As he frequently did in trying times, the AmDye CEO leaned on a war story. He paced the rickety catwalk and told the guys of Tommy Dix, the young platoon sergeant who'd been a ham radio operator back home in Tuscaloosa. The unit had taken a wrong turn on a jungle fork and driven an armored vehicle out of gas far behind enemy lines. Neither the primary nor backup radio seemed capable of reaching HQ to call in a search and rescue—not until Dix stepped up, mounting the antennae by a rattan tree, shoving anything metal behind brush. He fiddled more than an hour before static gave way to the crackle of connection.

"What I took from that," Steed finished, "is that you need the right personnel. Personnel is the key to any mission."

A wisecrack or two came to mind, but Quaid held his tongue. "No argument here."

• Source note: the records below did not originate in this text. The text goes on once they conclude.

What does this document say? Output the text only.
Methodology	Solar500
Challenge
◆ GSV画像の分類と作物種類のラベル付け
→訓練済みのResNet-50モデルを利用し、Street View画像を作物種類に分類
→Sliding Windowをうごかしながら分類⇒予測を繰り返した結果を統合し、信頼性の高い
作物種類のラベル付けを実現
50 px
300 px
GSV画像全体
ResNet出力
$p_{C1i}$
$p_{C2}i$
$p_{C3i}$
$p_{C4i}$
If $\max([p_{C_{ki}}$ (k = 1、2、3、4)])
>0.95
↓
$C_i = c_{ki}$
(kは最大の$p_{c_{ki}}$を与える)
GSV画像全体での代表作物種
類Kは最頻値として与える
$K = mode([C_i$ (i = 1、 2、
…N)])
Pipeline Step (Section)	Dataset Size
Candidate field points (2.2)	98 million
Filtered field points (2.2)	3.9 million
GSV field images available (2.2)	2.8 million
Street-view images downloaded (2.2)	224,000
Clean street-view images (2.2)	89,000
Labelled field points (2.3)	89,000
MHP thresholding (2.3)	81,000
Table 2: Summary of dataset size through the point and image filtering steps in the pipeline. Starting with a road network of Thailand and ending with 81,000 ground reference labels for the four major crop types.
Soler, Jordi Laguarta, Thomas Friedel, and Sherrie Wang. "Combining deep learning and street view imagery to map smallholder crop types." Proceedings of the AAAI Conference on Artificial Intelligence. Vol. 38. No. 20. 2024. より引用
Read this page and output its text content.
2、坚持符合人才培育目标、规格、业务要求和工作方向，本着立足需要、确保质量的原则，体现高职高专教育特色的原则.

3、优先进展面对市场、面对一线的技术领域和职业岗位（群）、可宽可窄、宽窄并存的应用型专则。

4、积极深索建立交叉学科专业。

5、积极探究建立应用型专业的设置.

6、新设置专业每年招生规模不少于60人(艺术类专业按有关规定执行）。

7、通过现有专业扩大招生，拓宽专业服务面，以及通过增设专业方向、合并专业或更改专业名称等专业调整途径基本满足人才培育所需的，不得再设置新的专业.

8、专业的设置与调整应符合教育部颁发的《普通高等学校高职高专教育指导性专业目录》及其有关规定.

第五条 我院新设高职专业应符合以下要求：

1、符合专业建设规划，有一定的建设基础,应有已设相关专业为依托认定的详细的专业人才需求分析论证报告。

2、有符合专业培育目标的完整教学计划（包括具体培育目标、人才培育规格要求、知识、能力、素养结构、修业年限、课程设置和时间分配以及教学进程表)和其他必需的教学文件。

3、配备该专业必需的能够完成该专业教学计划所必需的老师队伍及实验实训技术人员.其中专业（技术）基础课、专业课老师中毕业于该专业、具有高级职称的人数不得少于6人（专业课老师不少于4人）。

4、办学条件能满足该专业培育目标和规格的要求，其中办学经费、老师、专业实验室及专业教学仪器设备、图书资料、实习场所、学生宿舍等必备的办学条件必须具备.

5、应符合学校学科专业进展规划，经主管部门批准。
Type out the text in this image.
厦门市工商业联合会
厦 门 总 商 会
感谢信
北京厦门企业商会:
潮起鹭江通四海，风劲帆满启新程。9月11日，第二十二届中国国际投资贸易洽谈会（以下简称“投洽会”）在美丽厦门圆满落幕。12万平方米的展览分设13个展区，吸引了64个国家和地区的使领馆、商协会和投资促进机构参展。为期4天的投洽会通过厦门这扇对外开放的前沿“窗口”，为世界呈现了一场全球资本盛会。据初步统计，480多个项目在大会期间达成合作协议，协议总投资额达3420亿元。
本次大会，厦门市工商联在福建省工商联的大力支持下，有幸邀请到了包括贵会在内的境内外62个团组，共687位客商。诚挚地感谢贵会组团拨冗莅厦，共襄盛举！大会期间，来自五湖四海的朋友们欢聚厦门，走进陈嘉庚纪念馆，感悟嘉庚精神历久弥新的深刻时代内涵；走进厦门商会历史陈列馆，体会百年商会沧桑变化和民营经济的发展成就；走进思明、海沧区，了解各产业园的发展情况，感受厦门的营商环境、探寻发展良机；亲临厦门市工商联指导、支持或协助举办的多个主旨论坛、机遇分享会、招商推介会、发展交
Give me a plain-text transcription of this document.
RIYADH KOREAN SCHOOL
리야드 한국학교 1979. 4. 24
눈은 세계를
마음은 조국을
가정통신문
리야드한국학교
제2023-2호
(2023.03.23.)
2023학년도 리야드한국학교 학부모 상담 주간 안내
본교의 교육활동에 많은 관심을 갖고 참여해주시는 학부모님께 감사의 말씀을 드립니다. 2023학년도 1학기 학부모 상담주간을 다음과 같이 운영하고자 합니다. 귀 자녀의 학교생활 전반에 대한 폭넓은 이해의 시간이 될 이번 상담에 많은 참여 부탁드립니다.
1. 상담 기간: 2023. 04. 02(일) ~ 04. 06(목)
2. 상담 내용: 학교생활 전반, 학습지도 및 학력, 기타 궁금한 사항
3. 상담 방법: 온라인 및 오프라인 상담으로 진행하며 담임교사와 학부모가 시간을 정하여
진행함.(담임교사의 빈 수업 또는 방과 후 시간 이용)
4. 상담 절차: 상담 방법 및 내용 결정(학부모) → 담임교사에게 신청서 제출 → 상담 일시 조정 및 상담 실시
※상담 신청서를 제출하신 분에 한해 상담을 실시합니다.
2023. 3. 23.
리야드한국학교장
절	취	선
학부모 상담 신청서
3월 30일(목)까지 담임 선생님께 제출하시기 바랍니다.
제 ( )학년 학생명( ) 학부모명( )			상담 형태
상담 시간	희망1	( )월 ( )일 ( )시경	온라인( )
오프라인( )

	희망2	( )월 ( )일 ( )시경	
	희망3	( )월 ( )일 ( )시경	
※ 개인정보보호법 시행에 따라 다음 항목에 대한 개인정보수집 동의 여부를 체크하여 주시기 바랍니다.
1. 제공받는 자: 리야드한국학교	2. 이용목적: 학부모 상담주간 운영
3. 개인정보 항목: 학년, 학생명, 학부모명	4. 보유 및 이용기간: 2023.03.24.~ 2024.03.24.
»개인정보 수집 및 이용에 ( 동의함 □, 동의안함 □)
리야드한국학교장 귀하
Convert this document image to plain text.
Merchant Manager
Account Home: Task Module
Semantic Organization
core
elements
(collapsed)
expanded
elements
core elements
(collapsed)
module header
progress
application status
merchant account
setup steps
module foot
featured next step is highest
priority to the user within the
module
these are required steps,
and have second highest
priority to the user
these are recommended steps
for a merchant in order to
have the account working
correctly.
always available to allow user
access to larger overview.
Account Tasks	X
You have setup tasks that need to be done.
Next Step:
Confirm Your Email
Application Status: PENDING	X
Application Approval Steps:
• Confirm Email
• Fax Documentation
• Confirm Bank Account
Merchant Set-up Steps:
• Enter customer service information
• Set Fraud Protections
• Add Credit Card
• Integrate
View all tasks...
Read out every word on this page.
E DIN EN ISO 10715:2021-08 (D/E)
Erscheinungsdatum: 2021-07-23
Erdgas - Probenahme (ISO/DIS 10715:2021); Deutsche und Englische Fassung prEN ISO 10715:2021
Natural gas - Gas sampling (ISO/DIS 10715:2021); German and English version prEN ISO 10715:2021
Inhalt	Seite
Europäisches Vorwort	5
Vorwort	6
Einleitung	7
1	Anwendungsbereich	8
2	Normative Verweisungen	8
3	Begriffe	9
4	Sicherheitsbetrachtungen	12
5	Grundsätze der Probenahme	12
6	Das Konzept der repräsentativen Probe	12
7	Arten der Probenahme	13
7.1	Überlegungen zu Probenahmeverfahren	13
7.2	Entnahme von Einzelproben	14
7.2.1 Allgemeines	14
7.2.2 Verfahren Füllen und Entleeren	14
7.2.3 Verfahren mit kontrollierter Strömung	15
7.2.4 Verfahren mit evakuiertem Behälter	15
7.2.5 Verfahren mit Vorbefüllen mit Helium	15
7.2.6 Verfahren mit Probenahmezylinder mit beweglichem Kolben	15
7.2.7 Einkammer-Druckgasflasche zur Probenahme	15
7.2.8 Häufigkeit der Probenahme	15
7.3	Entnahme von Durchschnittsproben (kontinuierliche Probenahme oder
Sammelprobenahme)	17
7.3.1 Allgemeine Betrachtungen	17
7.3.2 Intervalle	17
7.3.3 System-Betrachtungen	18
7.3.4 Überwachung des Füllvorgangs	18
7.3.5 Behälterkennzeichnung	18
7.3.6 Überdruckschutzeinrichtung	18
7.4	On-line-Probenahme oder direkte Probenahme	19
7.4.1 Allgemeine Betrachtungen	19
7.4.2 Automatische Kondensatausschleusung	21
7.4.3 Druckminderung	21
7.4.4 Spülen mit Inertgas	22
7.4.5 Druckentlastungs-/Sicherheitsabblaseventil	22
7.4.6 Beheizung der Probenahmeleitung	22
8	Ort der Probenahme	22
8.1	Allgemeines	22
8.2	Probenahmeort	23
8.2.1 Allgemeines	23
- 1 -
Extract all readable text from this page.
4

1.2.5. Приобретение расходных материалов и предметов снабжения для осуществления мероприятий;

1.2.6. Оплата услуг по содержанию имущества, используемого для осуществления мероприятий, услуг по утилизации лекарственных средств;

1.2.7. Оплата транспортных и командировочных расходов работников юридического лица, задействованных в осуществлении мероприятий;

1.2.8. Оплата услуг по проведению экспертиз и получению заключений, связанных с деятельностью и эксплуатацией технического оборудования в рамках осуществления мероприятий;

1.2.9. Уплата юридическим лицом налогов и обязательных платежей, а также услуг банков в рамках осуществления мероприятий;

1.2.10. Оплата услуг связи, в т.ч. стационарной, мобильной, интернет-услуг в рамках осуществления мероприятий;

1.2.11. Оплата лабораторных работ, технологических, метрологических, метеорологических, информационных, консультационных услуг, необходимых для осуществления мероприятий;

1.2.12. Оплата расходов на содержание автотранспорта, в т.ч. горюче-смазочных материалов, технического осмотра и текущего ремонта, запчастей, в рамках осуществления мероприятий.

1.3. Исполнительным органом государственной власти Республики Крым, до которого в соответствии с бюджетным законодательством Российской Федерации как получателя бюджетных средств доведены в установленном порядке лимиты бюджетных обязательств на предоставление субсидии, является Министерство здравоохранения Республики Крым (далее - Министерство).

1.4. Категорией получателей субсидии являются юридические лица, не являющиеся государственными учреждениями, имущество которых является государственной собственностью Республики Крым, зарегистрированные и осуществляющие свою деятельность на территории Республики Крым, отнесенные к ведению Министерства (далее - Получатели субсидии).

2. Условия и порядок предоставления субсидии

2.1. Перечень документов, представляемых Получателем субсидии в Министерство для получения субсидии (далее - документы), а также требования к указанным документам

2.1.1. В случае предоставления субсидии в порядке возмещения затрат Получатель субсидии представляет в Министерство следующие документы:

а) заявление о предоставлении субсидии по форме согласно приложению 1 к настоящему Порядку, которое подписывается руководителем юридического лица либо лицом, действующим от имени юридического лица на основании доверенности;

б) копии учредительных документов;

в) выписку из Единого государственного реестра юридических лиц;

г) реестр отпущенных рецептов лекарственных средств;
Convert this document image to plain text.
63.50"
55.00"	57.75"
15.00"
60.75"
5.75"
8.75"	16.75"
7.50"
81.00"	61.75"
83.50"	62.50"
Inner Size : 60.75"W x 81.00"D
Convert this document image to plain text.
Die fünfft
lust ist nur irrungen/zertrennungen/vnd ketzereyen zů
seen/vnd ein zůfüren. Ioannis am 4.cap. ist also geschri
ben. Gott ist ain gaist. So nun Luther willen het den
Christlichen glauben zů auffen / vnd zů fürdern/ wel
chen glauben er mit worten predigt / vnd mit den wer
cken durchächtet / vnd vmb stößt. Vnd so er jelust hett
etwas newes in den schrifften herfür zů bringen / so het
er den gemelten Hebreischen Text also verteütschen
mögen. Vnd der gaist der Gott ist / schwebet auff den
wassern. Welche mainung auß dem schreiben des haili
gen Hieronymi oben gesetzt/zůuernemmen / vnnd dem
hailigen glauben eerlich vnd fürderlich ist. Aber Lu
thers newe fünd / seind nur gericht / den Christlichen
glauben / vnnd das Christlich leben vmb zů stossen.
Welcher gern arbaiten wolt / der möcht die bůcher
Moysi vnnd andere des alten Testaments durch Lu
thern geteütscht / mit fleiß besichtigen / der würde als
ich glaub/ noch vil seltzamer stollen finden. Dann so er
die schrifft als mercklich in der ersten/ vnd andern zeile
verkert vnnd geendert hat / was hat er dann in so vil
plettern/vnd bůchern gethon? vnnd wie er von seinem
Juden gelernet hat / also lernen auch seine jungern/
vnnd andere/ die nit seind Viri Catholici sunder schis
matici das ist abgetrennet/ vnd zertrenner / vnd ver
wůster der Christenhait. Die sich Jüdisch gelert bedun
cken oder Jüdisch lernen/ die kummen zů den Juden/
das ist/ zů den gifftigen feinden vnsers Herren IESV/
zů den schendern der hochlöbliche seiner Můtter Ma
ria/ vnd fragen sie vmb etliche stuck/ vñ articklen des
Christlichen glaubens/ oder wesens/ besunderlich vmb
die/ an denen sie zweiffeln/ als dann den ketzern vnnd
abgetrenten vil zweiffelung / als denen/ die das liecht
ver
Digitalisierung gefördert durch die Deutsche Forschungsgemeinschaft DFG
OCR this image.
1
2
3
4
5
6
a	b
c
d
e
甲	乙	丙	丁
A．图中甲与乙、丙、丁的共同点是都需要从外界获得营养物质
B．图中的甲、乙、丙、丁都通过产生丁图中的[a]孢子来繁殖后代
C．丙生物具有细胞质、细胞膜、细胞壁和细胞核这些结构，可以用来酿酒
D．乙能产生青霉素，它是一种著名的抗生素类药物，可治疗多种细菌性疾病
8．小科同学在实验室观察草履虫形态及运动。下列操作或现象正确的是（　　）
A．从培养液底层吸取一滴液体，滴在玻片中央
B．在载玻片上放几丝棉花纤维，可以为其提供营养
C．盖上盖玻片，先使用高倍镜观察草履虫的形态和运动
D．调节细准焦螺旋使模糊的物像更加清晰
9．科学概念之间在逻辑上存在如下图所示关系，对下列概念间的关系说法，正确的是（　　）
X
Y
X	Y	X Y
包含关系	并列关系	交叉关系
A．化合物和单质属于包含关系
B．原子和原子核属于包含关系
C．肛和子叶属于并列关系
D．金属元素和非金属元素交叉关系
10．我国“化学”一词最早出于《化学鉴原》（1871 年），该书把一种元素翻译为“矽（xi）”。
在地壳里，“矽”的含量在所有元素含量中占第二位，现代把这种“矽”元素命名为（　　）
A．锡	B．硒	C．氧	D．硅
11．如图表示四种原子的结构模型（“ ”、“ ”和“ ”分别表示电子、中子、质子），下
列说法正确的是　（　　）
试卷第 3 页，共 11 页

Steed folded his arms over his work bib. "Man to man, point blank, here's what I'm asking: do we have the right personnel to bring down the Blind Mice?"

Quaid answered that Durwood handled a rifle pretty decent, and he'd been known to talk his way out of—

"Not you two," Steed cut in. "I'm talking about your mole. This woman you got planted inside. Is she up to it?" With sober eyes, he addressed the question to both men. "Is she the right person for the job?"

A handful of images from the last month flashed through Quaid's mind. Molly demanding payment in the boob sweater. Molly celebrating her Blogger Royale appearance, punching air, hopping into his arms. Molly climbing from her wrecked Prius, quaking, walking straight through their concern to her kids' rooms.

Durwood looked at his boots. He hadn't spoken, and Quaid knew he would not speak now. When clients posed tricky questions like this, the ex-marine always chose silence rather than tell a lie or half-truth.

Quaid had no such compunction.

"Absolutely," he said, his voice clean as blue ocean. "I believe in Molly McGill."